ECLI:NL:RBZWB:2025:1432
Rechtbank Zeeland-West-Brabant
- Versnelde behandeling
- Rechtspraak.nl
Niet-ontvankelijkheid van verzoek om voorlopige voorziening wegens niet betalen griffierecht
Op 12 maart 2025 heeft de voorzieningenrechter van de Rechtbank Zeeland-West-Brabant uitspraak gedaan in de zaak met zaaknummer BRE 25/902. Verzoekers, vertegenwoordigd door hun gemachtigde mr. M. Kaplan, hebben bezwaar gemaakt tegen een besluit van het dagelijks bestuur van de gemeenschappelijke regeling Samenwerking de Bevelanden, dat betrekking heeft op de verrekening van een vordering met hun bijstandsuitkering. Zij hebben de voorzieningenrechter verzocht om een voorlopige voorziening te treffen.

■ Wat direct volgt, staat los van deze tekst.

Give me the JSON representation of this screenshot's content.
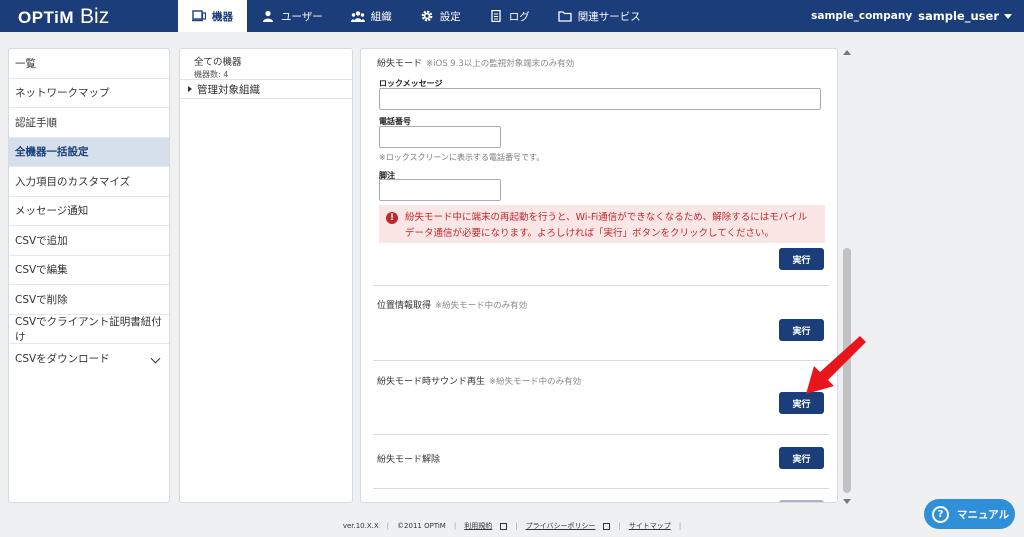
{
  "header": {
    "logo_main": "OPTiM",
    "logo_sub": "Biz",
    "nav": [
      {
        "label": "機器",
        "icon": "device-icon",
        "active": true
      },
      {
        "label": "ユーザー",
        "icon": "user-icon",
        "active": false
      },
      {
        "label": "組織",
        "icon": "organization-icon",
        "active": false
      },
      {
        "label": "設定",
        "icon": "gear-icon",
        "active": false
      },
      {
        "label": "ログ",
        "icon": "log-icon",
        "active": false
      },
      {
        "label": "関連サービス",
        "icon": "folder-icon",
        "active": false
      }
    ],
    "company": "sample_company",
    "user": "sample_user"
  },
  "sidebar": {
    "items": [
      {
        "label": "一覧"
      },
      {
        "label": "ネットワークマップ"
      },
      {
        "label": "認証手順"
      },
      {
        "label": "全機器一括設定"
      },
      {
        "label": "入力項目のカスタマイズ"
      },
      {
        "label": "メッセージ通知"
      },
      {
        "label": "CSVで追加"
      },
      {
        "label": "CSVで編集"
      },
      {
        "label": "CSVで削除"
      },
      {
        "label": "CSVでクライアント証明書紐付け"
      },
      {
        "label": "CSVをダウンロード"
      }
    ],
    "active_index": 3
  },
  "tree": {
    "all_devices": "全ての機器",
    "device_count": "機器数: 4",
    "managed_org": "管理対象組織"
  },
  "main": {
    "lost_mode": {
      "title": "紛失モード",
      "note": "※iOS 9.3以上の監視対象端末のみ有効",
      "lock_message_label": "ロックメッセージ",
      "phone_label": "電話番号",
      "phone_hint": "※ロックスクリーンに表示する電話番号です。",
      "footnote_label": "脚注",
      "alert": "紛失モード中に端末の再起動を行うと、Wi-Fi通信ができなくなるため、解除するにはモバイルデータ通信が必要になります。よろしければ「実行」ボタンをクリックしてください。",
      "button": "実行"
    },
    "location": {
      "title": "位置情報取得",
      "note": "※紛失モード中のみ有効",
      "button": "実行"
    },
    "sound": {
      "title": "紛失モード時サウンド再生",
      "note": "※紛失モード中のみ有効",
      "button": "実行"
    },
    "release": {
      "title": "紛失モード解除",
      "button": "実行"
    }
  },
  "footer": {
    "version": "ver.10.X.X",
    "copyright": "©2011 OPTiM",
    "terms": "利用規約",
    "privacy": "プライバシーポリシー",
    "sitemap": "サイトマップ"
  },
  "manual_button": "マニュアル",
  "colors": {
    "brand": "#1b3d7a",
    "alert_text": "#c0282d",
    "alert_bg": "#fbe6e6",
    "manual_bg": "#2f8fd8",
    "annotation_arrow": "#e8161c"
  }
}
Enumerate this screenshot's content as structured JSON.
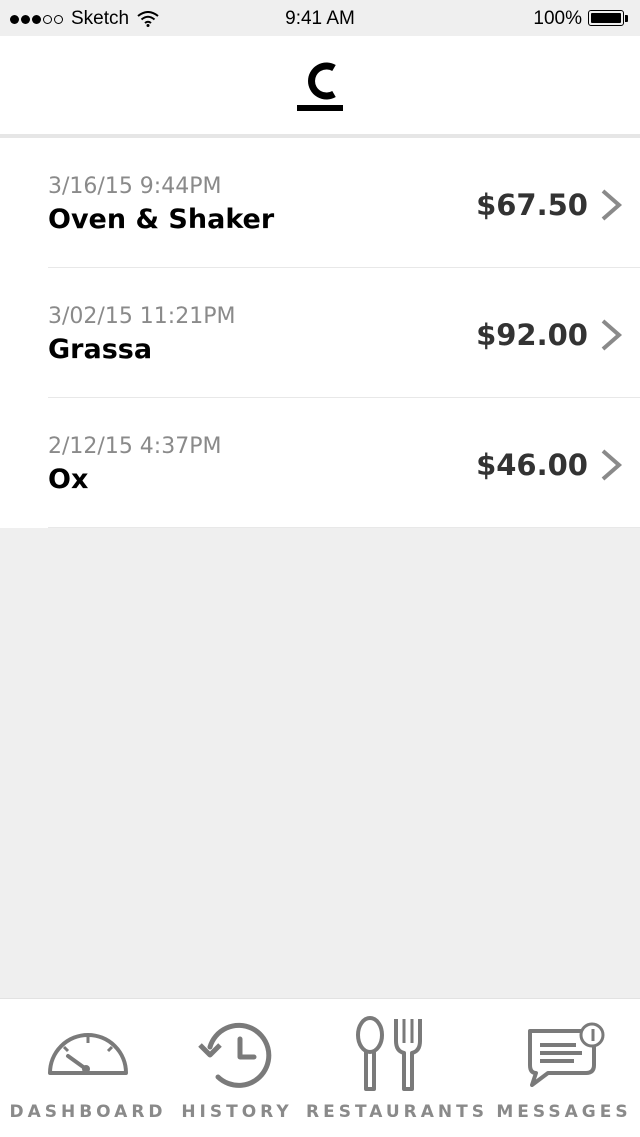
{
  "status_bar": {
    "carrier": "Sketch",
    "signal_full": 3,
    "signal_total": 5,
    "time": "9:41 AM",
    "battery": "100%"
  },
  "nav": {
    "logo_icon": "c-logo-icon"
  },
  "transactions": [
    {
      "datetime": "3/16/15 9:44PM",
      "name": "Oven & Shaker",
      "amount": "$67.50"
    },
    {
      "datetime": "3/02/15 11:21PM",
      "name": "Grassa",
      "amount": "$92.00"
    },
    {
      "datetime": "2/12/15 4:37PM",
      "name": "Ox",
      "amount": "$46.00"
    }
  ],
  "tabs": [
    {
      "label": "DASHBOARD",
      "icon": "dashboard-gauge-icon"
    },
    {
      "label": "HISTORY",
      "icon": "history-clock-icon"
    },
    {
      "label": "RESTAURANTS",
      "icon": "spoon-fork-icon"
    },
    {
      "label": "MESSAGES",
      "icon": "message-bubble-icon"
    }
  ],
  "colors": {
    "background": "#efefef",
    "text_primary": "#000000",
    "text_secondary": "#8a8a8a",
    "icon_gray": "#7a7a7a"
  }
}
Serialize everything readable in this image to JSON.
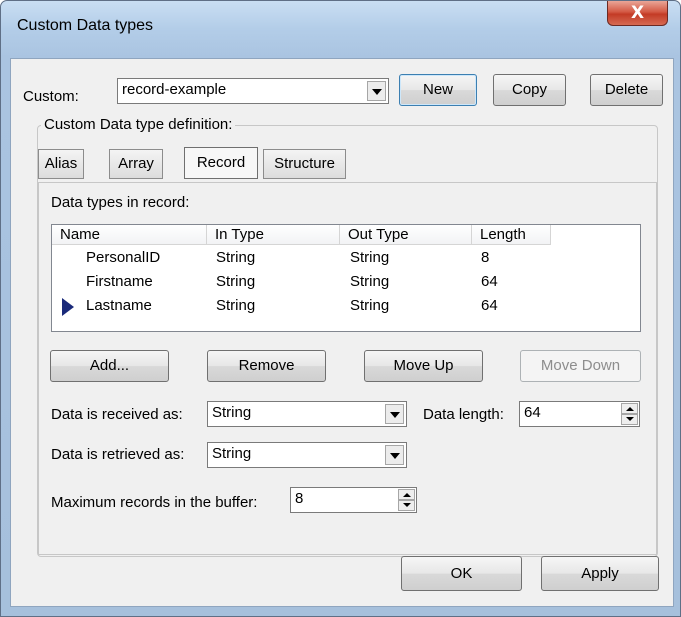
{
  "window": {
    "title": "Custom Data types",
    "close_label": "X"
  },
  "custom": {
    "label": "Custom:",
    "value": "record-example"
  },
  "buttons": {
    "new": "New",
    "copy": "Copy",
    "delete": "Delete",
    "ok": "OK",
    "apply": "Apply"
  },
  "definition": {
    "group_label": "Custom Data type definition:",
    "tabs": [
      {
        "label": "Alias"
      },
      {
        "label": "Array"
      },
      {
        "label": "Record"
      },
      {
        "label": "Structure"
      }
    ],
    "active_tab": "Record"
  },
  "record": {
    "list_label": "Data types in record:",
    "columns": [
      "Name",
      "In Type",
      "Out Type",
      "Length"
    ],
    "rows": [
      {
        "name": "PersonalID",
        "in_type": "String",
        "out_type": "String",
        "length": "8"
      },
      {
        "name": "Firstname",
        "in_type": "String",
        "out_type": "String",
        "length": "64"
      },
      {
        "name": "Lastname",
        "in_type": "String",
        "out_type": "String",
        "length": "64"
      }
    ],
    "current_row": "Lastname",
    "buttons": {
      "add": "Add...",
      "remove": "Remove",
      "move_up": "Move Up",
      "move_down": "Move Down"
    }
  },
  "received": {
    "label": "Data is received as:",
    "value": "String"
  },
  "data_length": {
    "label": "Data length:",
    "value": "64"
  },
  "retrieved": {
    "label": "Data is retrieved as:",
    "value": "String"
  },
  "max_records": {
    "label": "Maximum records in the buffer:",
    "value": "8"
  },
  "colors": {
    "row_marker": "#1a2a7a",
    "close_button": "#c43c28"
  }
}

Volgens artikel 8:83, derde lid, van de Algemene wet bestuursrecht (Awb) is een zitting in dit geval achterwege gebleven. De voorzieningenrechter heeft vastgesteld dat de verzoekers op 19 februari 2025 per aangetekende brief zijn gewezen op hun verplichting tot betaling van griffierecht, met de mededeling dat dit uiterlijk binnen twee weken moest worden voldaan. Tevens is hen meegedeeld dat bij niet-tijdige betaling het verzoek niet-ontvankelijk verklaard kon worden.
De voorzieningenrechter heeft geconstateerd dat het griffierecht niet binnen de gestelde termijn is ontvangen. Hierdoor is het verzoek kennelijk niet-ontvankelijk verklaard. De uitspraak is openbaar gemaakt op www.rechtspraak.nl en een afschrift is verzonden aan de betrokken partijen.